Anti-blood clotting breakthrough could advance heart attack and stroke patient outcomes

News » Anti-blood clotting breakthrough could advance heart attack and stroke patient outcomes
February 19, 2017

A designer molecule developed by Monash University researchers opens the way for a powerful new treatment targeting life-threatening blood clots that cause heart attack or stroke – significantly reducing the risk of permanent brain damage or disability. The treatment also comes without the associated side effects of excessive bleeding.

Heart attack and stroke are leading causes of death and long-term disability in Australia, and are mostly caused by clotting (thrombosis) blocking blood to the heart or brain.

Monash’s Australian Centre for Blood Diseases (ACBD) Dr Christoph Hagemeyer said the new molecule had been shown in preclinical tests to be effective and safe.

“We showed you could give it at a very low dose, that it’s very efficient, and we saw no side effects.”

He said developing a drug with a better safety profile could open the way for treatment to be administered by paramedics at the scene of a patient who’d experienced an ischaemic stroke.

Such patients currently need to be administered clot-busting medication, only available in certain hospitals by specialist doctors, within four and a half hours of symptoms – it is too risky to administer the drugs from an ambulance.
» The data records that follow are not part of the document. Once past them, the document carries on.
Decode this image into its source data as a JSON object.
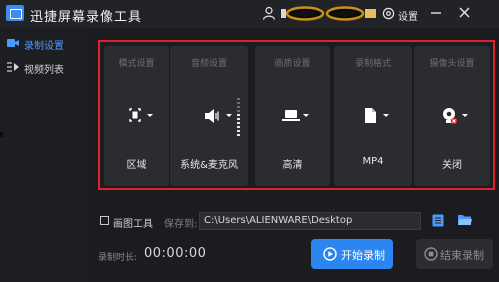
{
  "app": {
    "title": "迅捷屏幕录像工具"
  },
  "header": {
    "settings_label": "设置"
  },
  "sidebar": {
    "items": [
      {
        "label": "录制设置",
        "icon": "video-camera-icon",
        "active": true
      },
      {
        "label": "视频列表",
        "icon": "video-list-icon",
        "active": false
      }
    ]
  },
  "settings": {
    "columns": [
      {
        "heading": "模式设置",
        "value": "区域",
        "icon": "region-select-icon"
      },
      {
        "heading": "音频设置",
        "value": "系统&麦克风",
        "icon": "speaker-icon"
      },
      {
        "heading": "画质设置",
        "value": "高清",
        "icon": "laptop-icon"
      },
      {
        "heading": "录制格式",
        "value": "MP4",
        "icon": "file-icon"
      },
      {
        "heading": "摄像头设置",
        "value": "关闭",
        "icon": "webcam-off-icon"
      }
    ]
  },
  "bottom": {
    "draw_tool_label": "画图工具",
    "save_to_label": "保存到:",
    "save_path": "C:\\Users\\ALIENWARE\\Desktop",
    "duration_label": "录制时长:",
    "duration_value": "00:00:00",
    "start_label": "开始录制",
    "stop_label": "结束录制"
  },
  "colors": {
    "accent": "#2b87ef",
    "highlight_border": "#e0202a",
    "background": "#1b1c20"
  }
}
But the longer it takes, the greater the damage to the brain and the risk of permanent brain damage and disability.

Published in the Journal of the American Heart Association, the research is supported by the National Heart Foundation of Australia and National Health and Medical Research Council (NHMRC) funding.
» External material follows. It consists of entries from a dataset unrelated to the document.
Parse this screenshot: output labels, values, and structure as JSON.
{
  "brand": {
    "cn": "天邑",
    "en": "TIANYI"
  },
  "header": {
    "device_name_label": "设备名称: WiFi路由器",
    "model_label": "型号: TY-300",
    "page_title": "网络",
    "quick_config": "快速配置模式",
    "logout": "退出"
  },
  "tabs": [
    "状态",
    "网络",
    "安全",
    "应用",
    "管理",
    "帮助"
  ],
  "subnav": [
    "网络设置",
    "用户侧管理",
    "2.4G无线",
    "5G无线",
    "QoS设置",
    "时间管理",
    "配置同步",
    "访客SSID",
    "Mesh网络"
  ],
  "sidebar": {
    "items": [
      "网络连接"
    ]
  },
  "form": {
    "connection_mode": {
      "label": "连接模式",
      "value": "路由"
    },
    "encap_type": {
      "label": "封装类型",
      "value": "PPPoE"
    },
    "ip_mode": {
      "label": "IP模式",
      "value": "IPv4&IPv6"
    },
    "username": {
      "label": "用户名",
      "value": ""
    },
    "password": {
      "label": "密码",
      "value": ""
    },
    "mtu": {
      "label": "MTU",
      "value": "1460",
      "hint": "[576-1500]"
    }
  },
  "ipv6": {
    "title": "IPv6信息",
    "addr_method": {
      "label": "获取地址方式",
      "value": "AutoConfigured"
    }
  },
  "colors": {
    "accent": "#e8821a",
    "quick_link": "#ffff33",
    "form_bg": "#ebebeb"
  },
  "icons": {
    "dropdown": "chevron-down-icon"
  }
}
Clinical Strategic Adviser at the Heart Foundation Victoria, Harry Patsamanis, said the new molecule offered exciting potential for a safer and more effective clot-busting treatment.

“One of the real risks associated with current clot-busting drugs is that they affect the whole body and make bleeding more likely, which in some cases can cause serious issues such as stroke and gastrointestinal bleeding.
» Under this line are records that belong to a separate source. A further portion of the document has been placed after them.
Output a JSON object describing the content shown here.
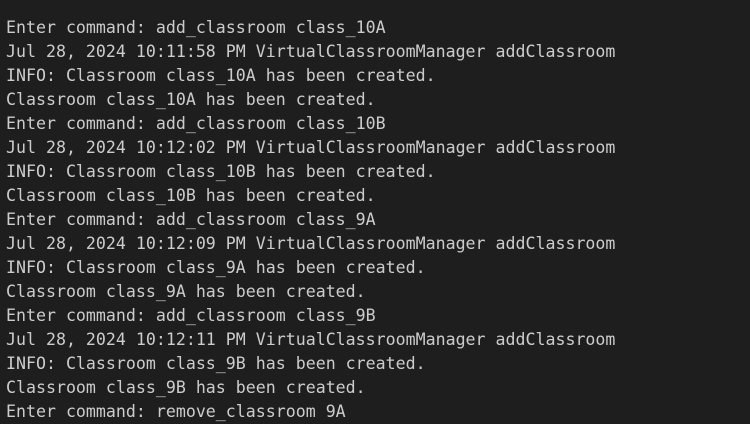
{
  "terminal": {
    "background": "#1e1e1e",
    "foreground": "#cccccc",
    "lines": [
      "Enter command: add_classroom class_10A",
      "Jul 28, 2024 10:11:58 PM VirtualClassroomManager addClassroom",
      "INFO: Classroom class_10A has been created.",
      "Classroom class_10A has been created.",
      "Enter command: add_classroom class_10B",
      "Jul 28, 2024 10:12:02 PM VirtualClassroomManager addClassroom",
      "INFO: Classroom class_10B has been created.",
      "Classroom class_10B has been created.",
      "Enter command: add_classroom class_9A",
      "Jul 28, 2024 10:12:09 PM VirtualClassroomManager addClassroom",
      "INFO: Classroom class_9A has been created.",
      "Classroom class_9A has been created.",
      "Enter command: add_classroom class_9B",
      "Jul 28, 2024 10:12:11 PM VirtualClassroomManager addClassroom",
      "INFO: Classroom class_9B has been created.",
      "Classroom class_9B has been created.",
      "Enter command: remove_classroom 9A"
    ]
  }
}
“This molecule has the potential to lower the bleeding risk, which will make clot-busting drugs safer and more effective for people who cannot currently receive them due to their high bleeding risk, such as older people or those with medical complications.”

The new molecule had been previously modified to be activated by a factor causing clotting – thrombin – effectively hijacking the body’s own clotting system to initiate the destruction of the clot.

In pursuing a more effective clot-busting treatment, Monash researchers fused the molecule with antibodies that sought out and bound specifically to the blood clot.

“This provided us with the means to give a lower but still highly effective dose to the body – it only binds to the area where it should be activated,” Dr Hagemeyer said.

“You can avoid a lot of the side effects by targeting the molecule to the clot.”

The fusion protein, named SCE5-HtPlg, remains inactive in the bloodstream, safely circulating without degrading essential factors preventing bleeding until it becomes activated by pro-thrombotic molecules.

“Another advantage is that a lot of current clot busters are inhibited by natural factors in the blood,” Dr Hagemeyer said. “Our molecule is a designer protein that’s not naturally occurring so it escapes these inhibitory factors,” Dr Hagemeyer said.

The ACBD researchers hope to work with the pharmaceutical industry to bring the molecule into clinical trials.